Abstract Body: Background:
The transition at birth, marked by increased circulatory demands and rapid growth, necessitates extensive remodeling of the heart’s structure, function, and metabolism. Despite substantial advancements, the regulatory mechanisms driving these changes remain poorly understood because the study of postnatal cardiac development has predominantly relied on single-cell RNA-seq that cannot fully capture the intricate cell neighborhood regulating the postnatal maturation.
Method:
To test this hypothesis, we performed parallel imaging-based single-cell spatial transcriptomics and single-nucleus RNA sequencing on mouse hearts at postnatal Day 0, 7, 14, and 21 (n = 2 per time point). This strategy enabled us to capture the shift from hyperplastic growth to hypertrophic maturation. Moreover, we developed an in vivo Probe-based Indel-detectable Perturb-seq (PIP-seq) platform that utilizes probe hybridization to simultaneously detect sgRNA and transcriptomic profiles from fixed single nuclei. This integrated approach allowed us to assess perturbation states alongside their transcriptional consequences directly within the native tissue environment.
Results:
Here, we constructed a temporal and spatial atlas of postnatal hearts by integrating temporal single-nucleus transcriptomic profiling with image-based spatial transcriptomics. The integrative spatial analyses of postnatal heart atlas revealed the coordinated effort of the cardiac cells in shaping the postnatal heart, including how capillary endothelial cells interact with cardiomyocyte through Ptprm to drive the cell cycle exit through Meis1 in the postnatal heart.

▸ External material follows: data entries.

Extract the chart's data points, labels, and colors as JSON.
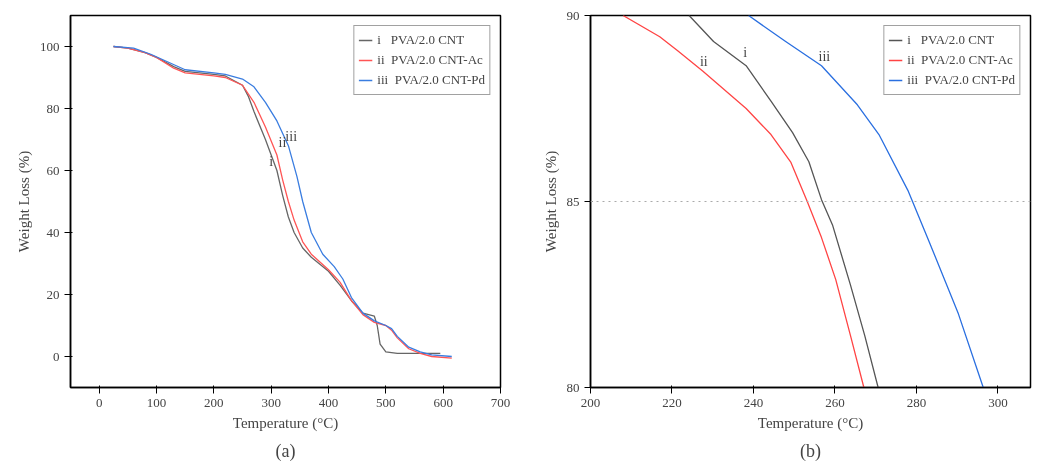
{
  "chart_data": [
    {
      "type": "line",
      "xlabel": "Temperature (°C)",
      "ylabel": "Weight Loss (%)",
      "xlim": [
        -50,
        700
      ],
      "ylim": [
        -10,
        110
      ],
      "xticks": [
        0,
        100,
        200,
        300,
        400,
        500,
        600,
        700
      ],
      "yticks": [
        0,
        20,
        40,
        60,
        80,
        100
      ],
      "grid": false,
      "legend": "top right",
      "series": [
        {
          "name": "i   PVA/2.0 CNT",
          "color": "#666666",
          "x": [
            25,
            50,
            80,
            100,
            130,
            150,
            200,
            220,
            250,
            260,
            270,
            290,
            310,
            320,
            330,
            340,
            355,
            370,
            400,
            420,
            440,
            460,
            480,
            485,
            490,
            500,
            520,
            560,
            595
          ],
          "values": [
            100,
            99.5,
            98,
            96.5,
            93.5,
            92,
            91,
            90.5,
            87.5,
            84,
            79,
            70,
            60,
            52,
            45,
            40,
            35,
            32,
            27.5,
            23,
            18,
            14,
            13,
            10,
            4,
            1.5,
            1,
            1,
            1
          ]
        },
        {
          "name": "ii  PVA/2.0 CNT-Ac",
          "color": "#ff5555",
          "x": [
            25,
            50,
            80,
            100,
            130,
            150,
            200,
            220,
            250,
            270,
            290,
            310,
            320,
            330,
            340,
            355,
            370,
            400,
            420,
            440,
            460,
            480,
            500,
            510,
            520,
            540,
            560,
            580,
            615
          ],
          "values": [
            100,
            99.5,
            98,
            96.5,
            93,
            91.5,
            90.5,
            90,
            87.5,
            82,
            74,
            65,
            57,
            50,
            44,
            37,
            33,
            28,
            24,
            18,
            13.5,
            11,
            10,
            8.5,
            6,
            2.5,
            1,
            0,
            -0.5
          ]
        },
        {
          "name": "iii  PVA/2.0 CNT-Pd",
          "color": "#3a7de0",
          "x": [
            25,
            60,
            90,
            120,
            150,
            200,
            220,
            250,
            270,
            290,
            310,
            330,
            345,
            355,
            370,
            390,
            410,
            425,
            440,
            460,
            480,
            500,
            510,
            520,
            540,
            560,
            580,
            615
          ],
          "values": [
            100,
            99.5,
            97.5,
            95,
            92.5,
            91.5,
            91,
            89.5,
            87,
            82,
            76,
            68,
            58,
            50,
            40,
            33,
            29,
            25,
            19,
            14,
            11.5,
            10,
            9,
            6.5,
            3,
            1.5,
            0.5,
            0
          ]
        }
      ],
      "annotations": [
        {
          "text": "i",
          "x": 302,
          "y": 60
        },
        {
          "text": "ii",
          "x": 318,
          "y": 66
        },
        {
          "text": "iii",
          "x": 330,
          "y": 68
        },
        "(a)"
      ]
    },
    {
      "type": "line",
      "xlabel": "Temperature (°C)",
      "ylabel": "Weight Loss (%)",
      "xlim": [
        200,
        308
      ],
      "ylim": [
        80,
        90
      ],
      "xticks": [
        200,
        220,
        240,
        260,
        280,
        300
      ],
      "yticks": [
        80,
        85,
        90
      ],
      "grid": false,
      "legend": "top right",
      "ref_lines": [
        {
          "axis": "y",
          "value": 85,
          "color": "#aaaaaa",
          "line_style": "dotted"
        }
      ],
      "series": [
        {
          "name": "i   PVA/2.0 CNT",
          "color": "#555555",
          "x": [
            224.2,
            230.2,
            238.2,
            244.3,
            249.6,
            253.6,
            256.7,
            259.4,
            263.8,
            267.3,
            270.6
          ],
          "values": [
            90,
            89.3,
            88.65,
            87.7,
            86.85,
            86.07,
            85.05,
            84.37,
            82.76,
            81.4,
            80
          ]
        },
        {
          "name": "ii  PVA/2.0 CNT-Ac",
          "color": "#ff4444",
          "x": [
            208,
            217,
            221.4,
            227.6,
            238.2,
            244.3,
            249.2,
            253.2,
            256.7,
            260.2,
            263.8,
            267.1
          ],
          "values": [
            90,
            89.43,
            89.05,
            88.5,
            87.5,
            86.8,
            86.05,
            85,
            84.03,
            82.9,
            81.4,
            80
          ]
        },
        {
          "name": "iii  PVA/2.0 CNT-Pd",
          "color": "#2a6fe0",
          "x": [
            238.8,
            247.9,
            256.7,
            265.5,
            270.8,
            277.9,
            283.2,
            290.3,
            296.4
          ],
          "values": [
            90,
            89.3,
            88.65,
            87.6,
            86.8,
            85.3,
            83.9,
            81.98,
            80
          ]
        }
      ],
      "annotations": [
        {
          "text": "ii",
          "x": 227.6,
          "y": 88.5
        },
        {
          "text": "i",
          "x": 238.2,
          "y": 88.75
        },
        {
          "text": "iii",
          "x": 256.7,
          "y": 88.65
        },
        "(b)"
      ]
    }
  ]
}
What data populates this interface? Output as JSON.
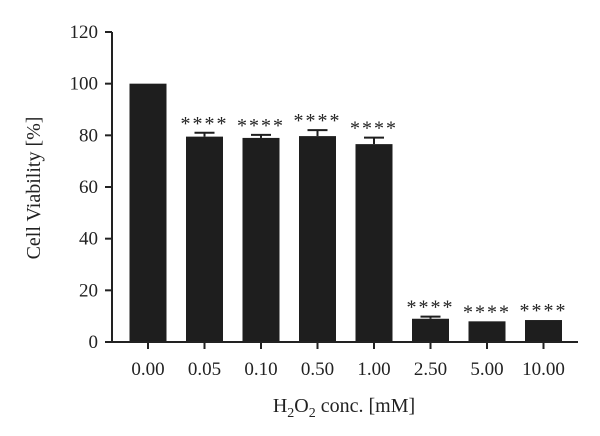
{
  "chart_data": {
    "type": "bar",
    "title": "",
    "xlabel": {
      "main": "H",
      "sub1": "2",
      "mid": "O",
      "sub2": "2",
      "rest": " conc. [mM]"
    },
    "ylabel": "Cell Viability [%]",
    "ylim": [
      0,
      120
    ],
    "yticks": [
      "0",
      "20",
      "40",
      "60",
      "80",
      "100",
      "120"
    ],
    "categories": [
      "0.00",
      "0.05",
      "0.10",
      "0.50",
      "1.00",
      "2.50",
      "5.00",
      "10.00"
    ],
    "values": [
      100,
      79.5,
      79,
      79.7,
      76.6,
      9,
      8,
      8.5
    ],
    "errors": [
      0,
      1.5,
      1.2,
      2.3,
      2.5,
      0.8,
      0,
      0
    ],
    "significance": [
      "",
      "****",
      "****",
      "****",
      "****",
      "****",
      "****",
      "****"
    ],
    "colors": {
      "bar": "#1e1e1e",
      "axis": "#222222"
    },
    "grid": false,
    "legend": "none"
  }
}
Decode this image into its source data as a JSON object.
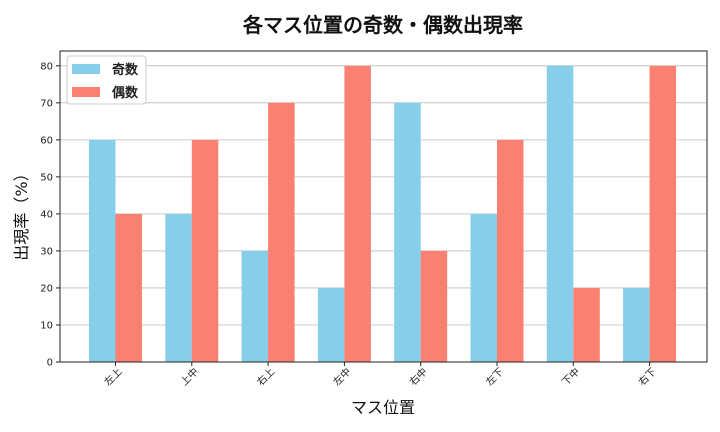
{
  "chart_data": {
    "type": "bar",
    "title": "各マス位置の奇数・偶数出現率",
    "xlabel": "マス位置",
    "ylabel": "出現率（%）",
    "categories": [
      "左上",
      "上中",
      "右上",
      "左中",
      "右中",
      "左下",
      "下中",
      "右下"
    ],
    "series": [
      {
        "name": "奇数",
        "color": "#87ceeb",
        "values": [
          60,
          40,
          30,
          20,
          70,
          40,
          80,
          20
        ]
      },
      {
        "name": "偶数",
        "color": "#fa8072",
        "values": [
          40,
          60,
          70,
          80,
          30,
          60,
          20,
          80
        ]
      }
    ],
    "ylim": [
      0,
      80
    ],
    "yticks": [
      0,
      10,
      20,
      30,
      40,
      50,
      60,
      70,
      80
    ],
    "grid": "y",
    "legend_position": "top-left"
  }
}
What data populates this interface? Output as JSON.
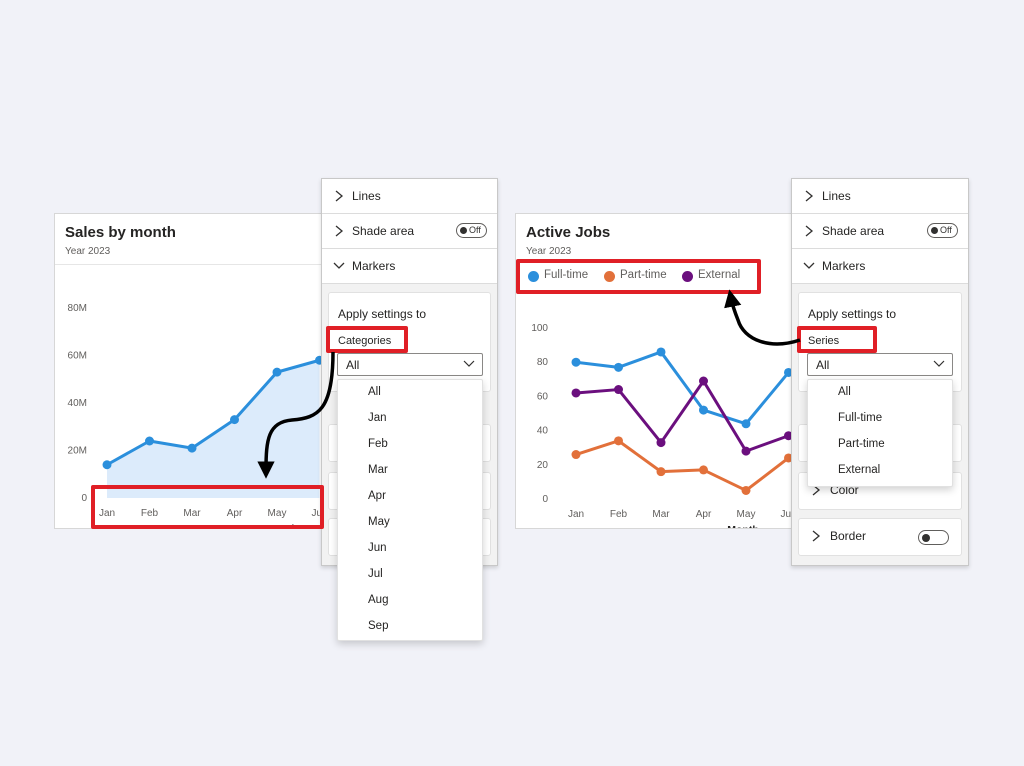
{
  "colors": {
    "blue": "#2b8fdc",
    "area_fill": "#dcebfb",
    "orange": "#e2703a",
    "purple": "#6b0f7e",
    "highlight": "#e01f26",
    "arrow": "#000000"
  },
  "left_chart": {
    "title": "Sales by month",
    "subtitle": "Year 2023",
    "chart_data": {
      "type": "area",
      "title": "Sales by month",
      "subtitle": "Year 2023",
      "xlabel": "Month",
      "ylabel": "",
      "categories": [
        "Jan",
        "Feb",
        "Mar",
        "Apr",
        "May",
        "Jun"
      ],
      "yticks": [
        "0",
        "20M",
        "40M",
        "60M",
        "80M"
      ],
      "ylim": [
        0,
        80
      ],
      "series": [
        {
          "values": [
            14,
            24,
            21,
            33,
            53,
            58
          ]
        }
      ],
      "grid": false,
      "legend": "none"
    }
  },
  "left_panel": {
    "rows": [
      {
        "label": "Lines",
        "state": "collapsed"
      },
      {
        "label": "Shade area",
        "state": "collapsed",
        "toggle": "Off"
      },
      {
        "label": "Markers",
        "state": "expanded"
      }
    ],
    "apply_title": "Apply settings to",
    "apply_label": "Categories",
    "select_value": "All",
    "options": [
      "All",
      "Jan",
      "Feb",
      "Mar",
      "Apr",
      "May",
      "Jun",
      "Jul",
      "Aug",
      "Sep"
    ]
  },
  "right_chart": {
    "title": "Active Jobs",
    "subtitle": "Year 2023",
    "legend": [
      "Full-time",
      "Part-time",
      "External"
    ],
    "chart_data": {
      "type": "line",
      "title": "Active Jobs",
      "subtitle": "Year 2023",
      "xlabel": "Month",
      "ylabel": "",
      "categories": [
        "Jan",
        "Feb",
        "Mar",
        "Apr",
        "May",
        "Jun"
      ],
      "yticks": [
        "0",
        "20",
        "40",
        "60",
        "80",
        "100"
      ],
      "ylim": [
        0,
        100
      ],
      "series": [
        {
          "name": "Full-time",
          "values": [
            80,
            77,
            86,
            52,
            44,
            74
          ]
        },
        {
          "name": "Part-time",
          "values": [
            26,
            34,
            16,
            17,
            5,
            24
          ]
        },
        {
          "name": "External",
          "values": [
            62,
            64,
            33,
            69,
            28,
            37
          ]
        }
      ],
      "grid": false,
      "legend": "top-left"
    }
  },
  "right_panel": {
    "rows": [
      {
        "label": "Lines",
        "state": "collapsed"
      },
      {
        "label": "Shade area",
        "state": "collapsed",
        "toggle": "Off"
      },
      {
        "label": "Markers",
        "state": "expanded"
      }
    ],
    "apply_title": "Apply settings to",
    "apply_label": "Series",
    "select_value": "All",
    "options": [
      "All",
      "Full-time",
      "Part-time",
      "External"
    ],
    "sub_rows": [
      {
        "label": "Color"
      },
      {
        "label": "Border"
      }
    ]
  }
}
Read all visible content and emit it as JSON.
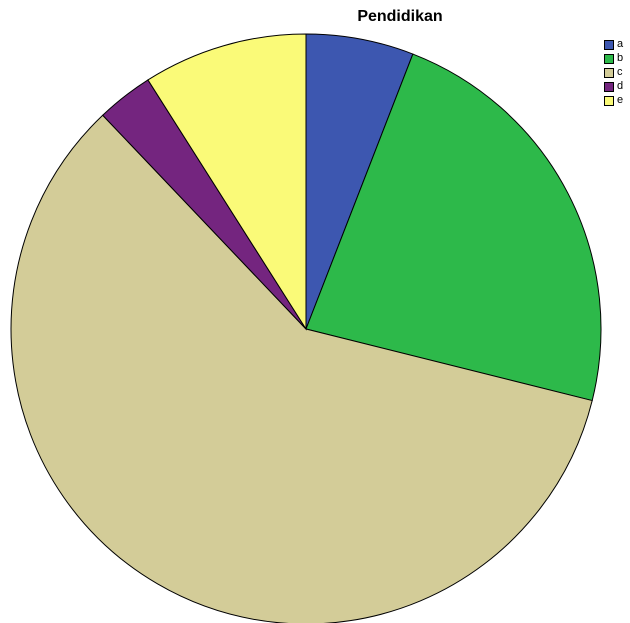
{
  "chart_data": {
    "type": "pie",
    "title": "Pendidikan",
    "legend_position": "top-right",
    "categories": [
      "a",
      "b",
      "c",
      "d",
      "e"
    ],
    "values": [
      5.9,
      23.0,
      59.0,
      3.1,
      9.0
    ],
    "colors": [
      "#3d57b0",
      "#2db94a",
      "#d3cc98",
      "#74257f",
      "#fafa78"
    ],
    "start_angle_deg": 0,
    "direction": "clockwise"
  }
}
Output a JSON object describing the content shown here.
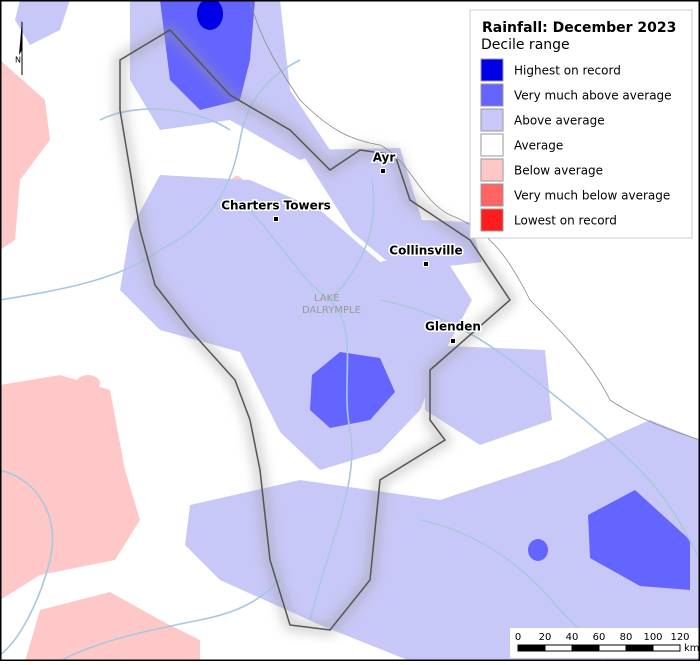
{
  "legend": {
    "title": "Rainfall: December 2023",
    "subtitle": "Decile range",
    "items": [
      {
        "label": "Highest on record",
        "color": "#0000e8"
      },
      {
        "label": "Very much above average",
        "color": "#6464ff"
      },
      {
        "label": "Above average",
        "color": "#c8c8f8"
      },
      {
        "label": "Average",
        "color": "#ffffff"
      },
      {
        "label": "Below average",
        "color": "#ffc8c8"
      },
      {
        "label": "Very much below average",
        "color": "#ff6464"
      },
      {
        "label": "Lowest on record",
        "color": "#ff1c1c"
      }
    ]
  },
  "places": [
    "Ayr",
    "Charters Towers",
    "Collinsville",
    "Glenden"
  ],
  "lake_label": [
    "LAKE",
    "DALRYMPLE"
  ],
  "north": "N",
  "scale": {
    "ticks": [
      0,
      20,
      40,
      60,
      80,
      100,
      120
    ],
    "unit": "km"
  }
}
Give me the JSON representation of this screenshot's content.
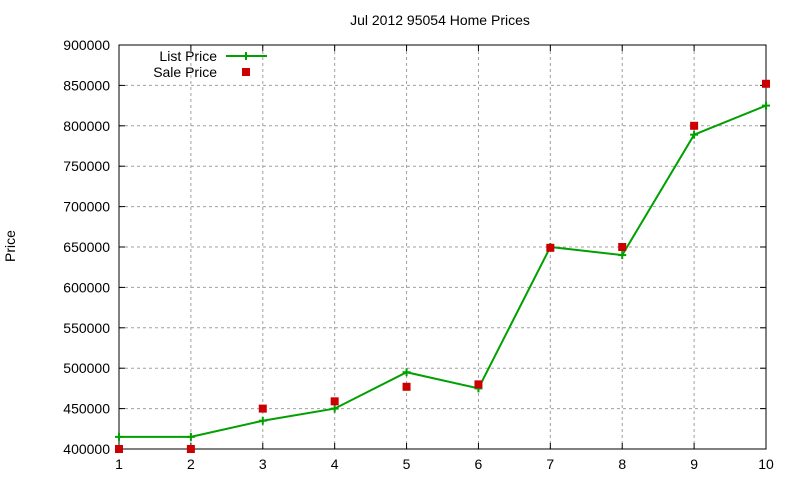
{
  "chart_data": {
    "type": "line",
    "title": "Jul 2012 95054 Home Prices",
    "xlabel": "",
    "ylabel": "Price",
    "x": [
      1,
      2,
      3,
      4,
      5,
      6,
      7,
      8,
      9,
      10
    ],
    "xlim": [
      1,
      10
    ],
    "ylim": [
      400000,
      900000
    ],
    "xticks": [
      "1",
      "2",
      "3",
      "4",
      "5",
      "6",
      "7",
      "8",
      "9",
      "10"
    ],
    "yticks": [
      "400000",
      "450000",
      "500000",
      "550000",
      "600000",
      "650000",
      "700000",
      "750000",
      "800000",
      "850000",
      "900000"
    ],
    "grid": true,
    "legend_position": "top-left",
    "series": [
      {
        "name": "List Price",
        "style": "line+cross",
        "color": "#00a000",
        "values": [
          415000,
          415000,
          435000,
          450000,
          495000,
          475000,
          650000,
          640000,
          789000,
          825000
        ]
      },
      {
        "name": "Sale Price",
        "style": "square-points",
        "color": "#cc0000",
        "values": [
          400000,
          400000,
          450000,
          459000,
          477000,
          480000,
          649000,
          650000,
          800000,
          852000
        ]
      }
    ]
  }
}
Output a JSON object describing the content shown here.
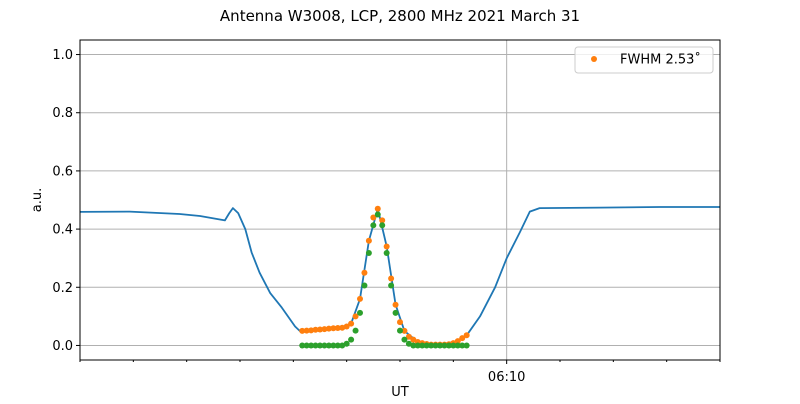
{
  "chart_data": {
    "type": "line+scatter",
    "title": "Antenna W3008, LCP, 2800 MHz 2021 March 31",
    "xlabel": "UT",
    "ylabel": "a.u.",
    "xlim": [
      "06:02:00",
      "06:14:00"
    ],
    "ylim": [
      -0.05,
      1.05
    ],
    "yticks": [
      0.0,
      0.2,
      0.4,
      0.6,
      0.8,
      1.0
    ],
    "ytick_labels": [
      "0.0",
      "0.2",
      "0.4",
      "0.6",
      "0.8",
      "1.0"
    ],
    "xticks_major": [
      {
        "t": "06:10:00",
        "label": "06:10"
      }
    ],
    "xticks_minor": [
      "06:02:00",
      "06:03:00",
      "06:04:00",
      "06:05:00",
      "06:06:00",
      "06:07:00",
      "06:08:00",
      "06:09:00",
      "06:11:00",
      "06:12:00",
      "06:13:00",
      "06:14:00"
    ],
    "grid": "horizontal at y ticks, vertical at major x tick",
    "legend": {
      "placement": "top-right",
      "entries": [
        {
          "label": "FWHM 2.53$^\\circ$",
          "display": "FWHM 2.53˚",
          "series": "fwhm"
        }
      ]
    },
    "series": [
      {
        "id": "signal",
        "type": "line",
        "color": "#1f77b4",
        "x": [
          "06:02:00",
          "06:02:56",
          "06:03:52",
          "06:04:15",
          "06:04:43",
          "06:04:48",
          "06:04:52",
          "06:04:58",
          "06:05:06",
          "06:05:13",
          "06:05:22",
          "06:05:34",
          "06:05:47",
          "06:06:02",
          "06:06:08",
          "06:06:30",
          "06:06:55",
          "06:07:05",
          "06:07:15",
          "06:07:25",
          "06:07:35",
          "06:07:45",
          "06:07:55",
          "06:08:05",
          "06:08:20",
          "06:08:45",
          "06:09:05",
          "06:09:15",
          "06:09:30",
          "06:09:47",
          "06:10:00",
          "06:10:15",
          "06:10:26",
          "06:10:37",
          "06:11:45",
          "06:12:52",
          "06:14:00"
        ],
        "y": [
          0.459,
          0.46,
          0.452,
          0.445,
          0.43,
          0.455,
          0.472,
          0.455,
          0.4,
          0.32,
          0.25,
          0.18,
          0.13,
          0.065,
          0.048,
          0.055,
          0.062,
          0.075,
          0.16,
          0.36,
          0.47,
          0.34,
          0.14,
          0.05,
          0.012,
          0.003,
          0.015,
          0.035,
          0.1,
          0.2,
          0.3,
          0.39,
          0.46,
          0.472,
          0.474,
          0.476,
          0.476
        ]
      },
      {
        "id": "fwhm",
        "name": "FWHM 2.53˚",
        "type": "scatter",
        "color": "#ff7f0e",
        "x": [
          "06:06:10",
          "06:06:15",
          "06:06:20",
          "06:06:25",
          "06:06:30",
          "06:06:35",
          "06:06:40",
          "06:06:45",
          "06:06:50",
          "06:06:55",
          "06:07:00",
          "06:07:05",
          "06:07:10",
          "06:07:15",
          "06:07:20",
          "06:07:25",
          "06:07:30",
          "06:07:35",
          "06:07:40",
          "06:07:45",
          "06:07:50",
          "06:07:55",
          "06:08:00",
          "06:08:05",
          "06:08:10",
          "06:08:15",
          "06:08:20",
          "06:08:25",
          "06:08:30",
          "06:08:35",
          "06:08:40",
          "06:08:45",
          "06:08:50",
          "06:08:55",
          "06:09:00",
          "06:09:05",
          "06:09:10",
          "06:09:15"
        ],
        "y": [
          0.05,
          0.051,
          0.052,
          0.054,
          0.055,
          0.056,
          0.058,
          0.059,
          0.06,
          0.061,
          0.065,
          0.075,
          0.1,
          0.16,
          0.25,
          0.36,
          0.44,
          0.47,
          0.43,
          0.34,
          0.23,
          0.14,
          0.08,
          0.05,
          0.03,
          0.02,
          0.012,
          0.008,
          0.005,
          0.003,
          0.003,
          0.003,
          0.003,
          0.004,
          0.008,
          0.015,
          0.025,
          0.035
        ]
      },
      {
        "id": "fit",
        "type": "scatter",
        "color": "#2ca02c",
        "x": [
          "06:06:10",
          "06:06:15",
          "06:06:20",
          "06:06:25",
          "06:06:30",
          "06:06:35",
          "06:06:40",
          "06:06:45",
          "06:06:50",
          "06:06:55",
          "06:07:00",
          "06:07:05",
          "06:07:10",
          "06:07:15",
          "06:07:20",
          "06:07:25",
          "06:07:30",
          "06:07:35",
          "06:07:40",
          "06:07:45",
          "06:07:50",
          "06:07:55",
          "06:08:00",
          "06:08:05",
          "06:08:10",
          "06:08:15",
          "06:08:20",
          "06:08:25",
          "06:08:30",
          "06:08:35",
          "06:08:40",
          "06:08:45",
          "06:08:50",
          "06:08:55",
          "06:09:00",
          "06:09:05",
          "06:09:10",
          "06:09:15"
        ],
        "y": [
          0,
          0,
          0,
          0,
          0,
          0,
          0,
          0,
          0,
          0,
          0.006,
          0.02,
          0.051,
          0.112,
          0.206,
          0.318,
          0.413,
          0.45,
          0.413,
          0.318,
          0.206,
          0.112,
          0.051,
          0.02,
          0.006,
          0,
          0,
          0,
          0,
          0,
          0,
          0,
          0,
          0,
          0,
          0,
          0,
          0
        ]
      }
    ]
  }
}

Our analysis of the localized intrinsic and extrinsic regulatory mechanisms underlying postnatal cardiomyocyte maturation identified 53 candidate regulators of cardiomyocyte maturation, with 21 candidates validated by PIP-seq for their significant impact on maturation-specific transcriptional programs. Furthermore, targeted knockout of two candidates, Rreb1 and Ncl, led to reduced cardiomyocyte size and impaired heart function, directly linking transcriptional alterations to phenotypic outcomes.
Conclusion:
In conclusion, our study demonstrates that cell–cell communication and localized regulatory networks are pivotal in postnatal cardiac maturation. The novel PIP-seq platform extends our ability to comprehensively explore gene function and regulatory networks in vivo, offering new insights into the mechanisms governing heart maturation.